En plus d’avoir une réplique originale, bien finie et performante, Modify nous gratifie d’un suivi de produit et d’une communication aux petits oignons. Et quand en plus, on a les accessoires disponibles en même temps que la réplique, c’est le top !

La prise en main est agréable. Lors du tir, on a le sourire et on aimerait juste pouvoir tirer plus longtemps !

En effet, le cooldown est très présent si on insiste un peu sur la queue de détente et pourra rebuter certains joueurs avides de rafale appuyée.

Personnellement, je destine cette réplique à deux rôles : en backup d’une réplique de précision et en CQB.

Même si la réplique est largement jouable en forêt, je préfère exploiter des répliques un peu plus longues lorsque je n’ai pas de portes à passer ^^

Si j’ai dû changer le joint pour pouvoir jouer sereinement, j’ai pu voir des joueurs utiliser la réplique en sortie de boite sans souci. Faites vos propres tests et n’hésitez pas à partager vos expériences en bas de page.

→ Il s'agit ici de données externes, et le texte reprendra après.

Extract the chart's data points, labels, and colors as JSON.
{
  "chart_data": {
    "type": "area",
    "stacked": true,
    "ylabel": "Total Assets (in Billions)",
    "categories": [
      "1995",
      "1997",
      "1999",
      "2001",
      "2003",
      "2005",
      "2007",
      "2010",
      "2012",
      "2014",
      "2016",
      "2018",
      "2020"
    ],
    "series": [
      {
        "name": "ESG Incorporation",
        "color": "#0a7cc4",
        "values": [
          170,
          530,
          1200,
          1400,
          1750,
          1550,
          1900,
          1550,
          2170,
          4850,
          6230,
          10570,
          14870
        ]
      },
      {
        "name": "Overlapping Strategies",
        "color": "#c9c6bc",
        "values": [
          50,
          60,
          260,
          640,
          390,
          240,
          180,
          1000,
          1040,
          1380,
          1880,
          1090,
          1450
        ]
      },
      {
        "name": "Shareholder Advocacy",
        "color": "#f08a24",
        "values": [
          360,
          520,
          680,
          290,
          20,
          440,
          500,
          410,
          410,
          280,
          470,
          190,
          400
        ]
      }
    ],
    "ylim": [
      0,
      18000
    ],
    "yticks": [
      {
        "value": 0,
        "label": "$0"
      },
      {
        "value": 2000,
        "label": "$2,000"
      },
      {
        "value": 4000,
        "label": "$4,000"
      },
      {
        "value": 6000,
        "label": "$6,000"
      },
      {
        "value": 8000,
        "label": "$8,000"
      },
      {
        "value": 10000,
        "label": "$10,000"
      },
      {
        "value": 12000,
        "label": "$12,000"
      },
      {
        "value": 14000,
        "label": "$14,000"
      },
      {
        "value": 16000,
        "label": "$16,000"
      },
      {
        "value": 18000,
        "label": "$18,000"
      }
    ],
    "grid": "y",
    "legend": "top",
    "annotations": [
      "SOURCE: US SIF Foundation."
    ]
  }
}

J’espère que cet article vous aura aidé à y voir plus clair.

 

 

-Un PP-2000 nom de Zeus !

-Qualité de fabrication.

-Très amusant à utiliser.

-Réactivité et suivi de la part de Modify.

-Accessoires disponibles à la sortie de la réplique.

-Modularité de la mallette.

 

 

 

-Joint d’origine trop efficace ( c’est un comble, je sais…)

-Autonomie des chargeurs sur la première série.